Question
Question: What is a discrete probability distribution? What two conditions determine a probability distributio...
What is a discrete probability distribution? What two conditions determine a probability distribution?
Solution
We need to define discrete probability distribution and find the two conditions that determine it. The probabilities of random variables have discrete values as outcomes in the case of a discrete probability distribution.
Complete step-by-step answer:
We are asked to define the term discrete probability distribution and find the two conditions that determine it. We will be using the concept of probability to solve the given question.
A set of data is said to be discrete if the values belonging to the set can only take certain separated values. The discrete values are usually integers.
Examples:
1. The number of students in a class can only assume a whole number. It cannot be a fraction or a decimal.

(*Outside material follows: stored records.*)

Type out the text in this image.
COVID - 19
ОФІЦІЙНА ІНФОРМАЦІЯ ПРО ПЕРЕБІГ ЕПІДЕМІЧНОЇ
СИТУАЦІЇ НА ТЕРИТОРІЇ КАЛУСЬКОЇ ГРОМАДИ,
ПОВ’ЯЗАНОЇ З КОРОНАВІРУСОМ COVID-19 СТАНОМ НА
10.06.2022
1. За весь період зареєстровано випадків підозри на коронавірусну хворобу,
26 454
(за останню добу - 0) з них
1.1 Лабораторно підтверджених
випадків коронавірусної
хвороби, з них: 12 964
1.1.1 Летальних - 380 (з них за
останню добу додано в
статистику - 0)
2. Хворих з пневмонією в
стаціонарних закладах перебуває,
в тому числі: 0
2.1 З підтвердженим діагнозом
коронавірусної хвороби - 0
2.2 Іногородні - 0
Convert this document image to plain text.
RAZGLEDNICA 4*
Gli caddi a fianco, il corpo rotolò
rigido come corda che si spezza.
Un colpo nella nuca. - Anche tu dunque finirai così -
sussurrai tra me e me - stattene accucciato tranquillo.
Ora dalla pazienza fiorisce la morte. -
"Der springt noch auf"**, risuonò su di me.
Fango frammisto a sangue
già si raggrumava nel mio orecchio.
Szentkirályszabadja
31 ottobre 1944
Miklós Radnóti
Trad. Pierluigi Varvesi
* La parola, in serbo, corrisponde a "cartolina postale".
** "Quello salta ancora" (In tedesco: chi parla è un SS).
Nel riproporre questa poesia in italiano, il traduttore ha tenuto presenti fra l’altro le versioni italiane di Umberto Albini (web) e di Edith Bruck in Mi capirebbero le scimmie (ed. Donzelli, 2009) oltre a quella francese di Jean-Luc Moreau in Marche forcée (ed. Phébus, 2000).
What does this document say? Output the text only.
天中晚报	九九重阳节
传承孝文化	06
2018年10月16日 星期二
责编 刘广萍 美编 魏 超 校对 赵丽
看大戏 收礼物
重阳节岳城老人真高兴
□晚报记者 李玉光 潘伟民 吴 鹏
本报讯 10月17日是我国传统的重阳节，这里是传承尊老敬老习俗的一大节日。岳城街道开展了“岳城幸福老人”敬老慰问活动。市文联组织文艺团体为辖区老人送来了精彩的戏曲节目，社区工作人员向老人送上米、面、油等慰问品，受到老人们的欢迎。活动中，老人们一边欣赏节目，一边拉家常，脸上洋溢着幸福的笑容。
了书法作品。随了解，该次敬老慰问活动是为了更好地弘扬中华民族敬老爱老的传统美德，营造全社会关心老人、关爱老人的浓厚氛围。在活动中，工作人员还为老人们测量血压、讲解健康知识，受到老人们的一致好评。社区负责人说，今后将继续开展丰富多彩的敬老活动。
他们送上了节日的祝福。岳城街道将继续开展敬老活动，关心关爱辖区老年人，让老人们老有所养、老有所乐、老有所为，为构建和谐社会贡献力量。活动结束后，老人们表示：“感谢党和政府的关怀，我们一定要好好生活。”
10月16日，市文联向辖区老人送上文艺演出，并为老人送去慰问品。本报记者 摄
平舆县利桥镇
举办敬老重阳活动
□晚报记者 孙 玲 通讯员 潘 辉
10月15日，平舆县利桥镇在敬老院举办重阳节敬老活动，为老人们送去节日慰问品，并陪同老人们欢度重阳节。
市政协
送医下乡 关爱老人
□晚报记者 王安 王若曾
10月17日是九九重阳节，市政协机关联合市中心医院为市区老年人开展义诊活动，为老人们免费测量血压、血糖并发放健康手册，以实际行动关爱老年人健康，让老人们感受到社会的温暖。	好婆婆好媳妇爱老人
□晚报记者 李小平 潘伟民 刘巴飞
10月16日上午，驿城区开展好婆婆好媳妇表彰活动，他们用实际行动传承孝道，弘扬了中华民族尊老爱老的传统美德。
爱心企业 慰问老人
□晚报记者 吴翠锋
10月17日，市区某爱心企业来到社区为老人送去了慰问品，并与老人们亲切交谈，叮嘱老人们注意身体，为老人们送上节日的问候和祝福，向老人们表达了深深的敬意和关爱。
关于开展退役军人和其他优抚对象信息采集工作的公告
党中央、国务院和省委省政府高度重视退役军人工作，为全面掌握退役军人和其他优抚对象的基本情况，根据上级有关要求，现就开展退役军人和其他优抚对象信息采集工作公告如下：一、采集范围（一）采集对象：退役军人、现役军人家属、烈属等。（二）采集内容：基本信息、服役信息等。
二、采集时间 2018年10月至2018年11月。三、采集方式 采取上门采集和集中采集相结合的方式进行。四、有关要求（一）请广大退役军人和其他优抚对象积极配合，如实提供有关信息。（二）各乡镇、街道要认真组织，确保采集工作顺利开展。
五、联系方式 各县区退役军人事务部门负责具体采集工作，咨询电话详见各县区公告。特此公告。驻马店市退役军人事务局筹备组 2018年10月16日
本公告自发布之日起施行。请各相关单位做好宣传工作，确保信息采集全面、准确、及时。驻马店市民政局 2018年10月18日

The random variable that has a countable number of values is called a discrete random variable.
The discrete distribution represents the probability of occurrence of a discrete random variable. The discrete probability distribution is usually represented in tabular form.
Let us now understand the concept of discrete probability distribution using an example.
Example:
Rolling a die.
The possible outcomes of rolling a die are 1, 2, 3, 4, 5, and 6. All the outcomes have fair or equal chances of occurrence.
The discrete probability distribution table is given as follows,
Odds, in probability, is the ratio of number of favorable outcomes to the number of unfavorable outcomes.
Roll | 1 | 2 | 3 | 4 | 5 | 6 |
---|---|---|---|---|---|---|
Odds | 1/6 | 1/6 | 1/6 | 1/6 | 1/6 | 1/6 |
The two conditions that determine a probability distribution are given as follows,
1. The sum of all the probabilities should be equal to one.
2. The value of each probability should be greater than or equal to zero.
Note: We must always remember that discrete probability distribution can take only certain values. The applications of probability distributions include calculation of critical regions for hypothesis tests, calculation of confidence intervals for parameters, and determining the distribution model for data.